Kayte Lawton outlInes the cuts that are expected in the upcoming spending review by George Osborne and the problems facing all parties to gain election in 2015.
Last week IPPR exposed the stark reality of cuts the NHS could face after the next election. Politicians face a major decision about whether the NHS can continue to be protected from the age of austerity. This is one of the big choices posed by the arithmetic of the next government spending review.
One of the first acts of the current coalition government was to impose tough spending cuts in order to bring down the deficit largely created by the 2008-09 recession. This round of cuts ends in early 2015 but new IPPR analysis, based on figures from the Office for Budget Responsibility, shows the pain will not end then.

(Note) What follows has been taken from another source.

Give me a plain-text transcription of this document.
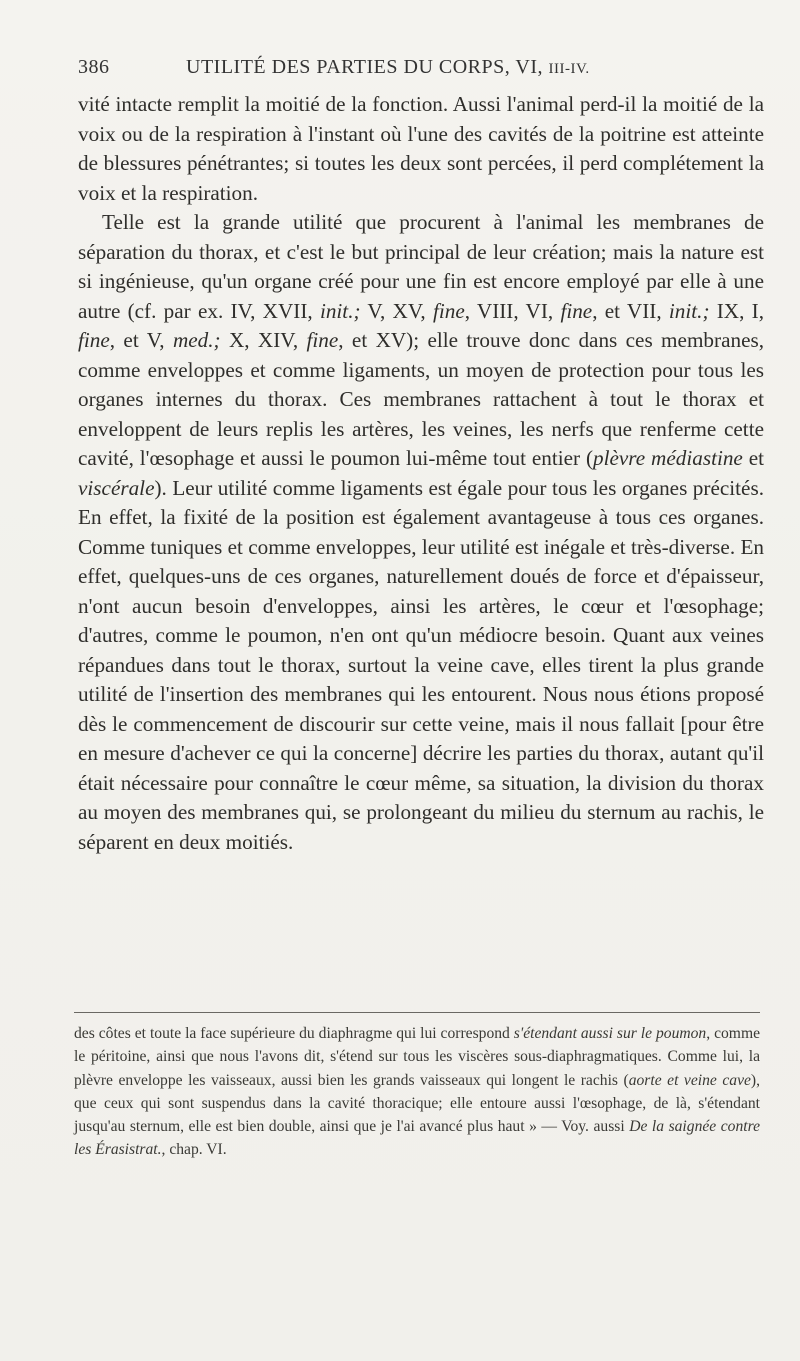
386	UTILITÉ DES PARTIES DU CORPS, VI, III-IV.

vité intacte remplit la moitié de la fonction. Aussi l'animal perd-il la moitié de la voix ou de la respiration à l'instant où l'une des cavités de la poitrine est atteinte de blessures pénétrantes; si toutes les deux sont percées, il perd complétement la voix et la respiration.

Telle est la grande utilité que procurent à l'animal les membranes de séparation du thorax, et c'est le but principal de leur création; mais la nature est si ingénieuse, qu'un organe créé pour une fin est encore employé par elle à une autre (cf. par ex. IV, XVII, init.; V, XV, fine, VIII, VI, fine, et VII, init.; IX, I, fine, et V, med.; X, XIV, fine, et XV); elle trouve donc dans ces membranes, comme enveloppes et comme ligaments, un moyen de protection pour tous les organes internes du thorax. Ces membranes rattachent à tout le thorax et enveloppent de leurs replis les artères, les veines, les nerfs que renferme cette cavité, l'œsophage et aussi le poumon lui-même tout entier (plèvre médiastine et viscérale). Leur utilité comme ligaments est égale pour tous les organes précités. En effet, la fixité de la position est également avantageuse à tous ces organes. Comme tuniques et comme enveloppes, leur utilité est inégale et très-diverse. En effet, quelques-uns de ces organes, naturellement doués de force et d'épaisseur, n'ont aucun besoin d'enveloppes, ainsi les artères, le cœur et l'œsophage; d'autres, comme le poumon, n'en ont qu'un médiocre besoin. Quant aux veines répandues dans tout le thorax, surtout la veine cave, elles tirent la plus grande utilité de l'insertion des membranes qui les entourent. Nous nous étions proposé dès le commencement de discourir sur cette veine, mais il nous fallait [pour être en mesure d'achever ce qui la concerne] décrire les parties du thorax, autant qu'il était nécessaire pour connaître le cœur même, sa situation, la division du thorax au moyen des membranes qui, se prolongeant du milieu du sternum au rachis, le séparent en deux moitiés.

des côtes et toute la face supérieure du diaphragme qui lui correspond s'étendant aussi sur le poumon, comme le péritoine, ainsi que nous l'avons dit, s'étend sur tous les viscères sous-diaphragmatiques. Comme lui, la plèvre enveloppe les vaisseaux, aussi bien les grands vaisseaux qui longent le rachis (aorte et veine cave), que ceux qui sont suspendus dans la cavité thoracique; elle entoure aussi l'œsophage, de là, s'étendant jusqu'au sternum, elle est bien double, ainsi que je l'ai avancé plus haut » — Voy. aussi De la saignée contre les Érasistrat., chap. VI.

The spending cuts announced back in 2010 were designed to eliminate the structural deficit – the part of the deficit that won’t go away even when the economy is at full capacity – by the end of the 2014-15 financial year.
Following weaker than expected growth, the chancellor now plans to eliminate the deficit in 2016-17, signalling two further years of spending cuts (and because his target is a rolling five-year one, he could push the date at which the deficit is eliminated back to 2017-18 in December’s autumn statement).
So far, the chancellor hasn’t said much about what these cuts might look like but spending plans covering at least 2015-16 will have to be set out before the May 2015 general election. The only real detail the chancellor has given is that £10 billion would have to be cut from the welfare bill in 2016-17 if real terms cuts to departmental budgets in the two years after April 2015 are to be only as great as in the current spending round.
Otherwise, cuts to departments like education and defence would have to be larger than we are seeing right now if the chancellor wants to stick to his overall spending plans.
Without that £10bn welfare cut, IPPR analysis shows current spending plans imply a cut to the NHS budget of around £7.8bn in 2016-17, from a total budget of £110bn. Education savings of roughly £3.8bn would be needed from a budget of £54bn. If the chancellor manages to find £10bn of welfare cuts, the savings needed in the NHS would be reduced to £4.8bn.
Cutting back on the benefits bill is not the only option available to soften the blow of departmental budget cuts after the next election. The real terms protection afforded to the NHS budget in the current spending review puts extra pressure on other departments. Removing the NHS ring-fencing in the next spending review would lessen the scale of cuts needed in education, policing and defence.
Another option would be to look to tax rises to take more of the strain. In the next spending round, the coalition’s current plans imply all of the intended deficit reduction would be achieved by cutting back on spending rather than raising more revenues.
The problem here is that relatively popular options like a mansion tax wouldn’t raise enough to make a serious impact. Shifting the balance so extra taxes make up around one third of the deficit reduction by 2016-17 would require a four-point increase in VAT or an extra four-pence on income tax, but such increases would be a tough sell to voters.
An alternative approach would be to admit that eliminating the structural deficit in 2016-17 is just too tough, particularly given the uncertain economic outlook.
Shifting this back by two years, for example, would slow the pace of budget cuts, giving departments more time to implement spending cuts. Of course, we would have to endure four years of spending cuts rather than two after the end of the current spending round, and the deficit wouldn’t be cleared until 2018-19, so debt would be slightly higher.
None of these options will look particularly palatable to politicians from across the political spectrum, eager to retain (or re-establish) an aura of fiscal credibility while convincing the electorate to return them to power in 2015. But the coalition’s decision to set up the Office for Budget Responsibility, and open up access to data about the public finances, means no party can avoid the fiscal arithmetic – no matter how gloomy.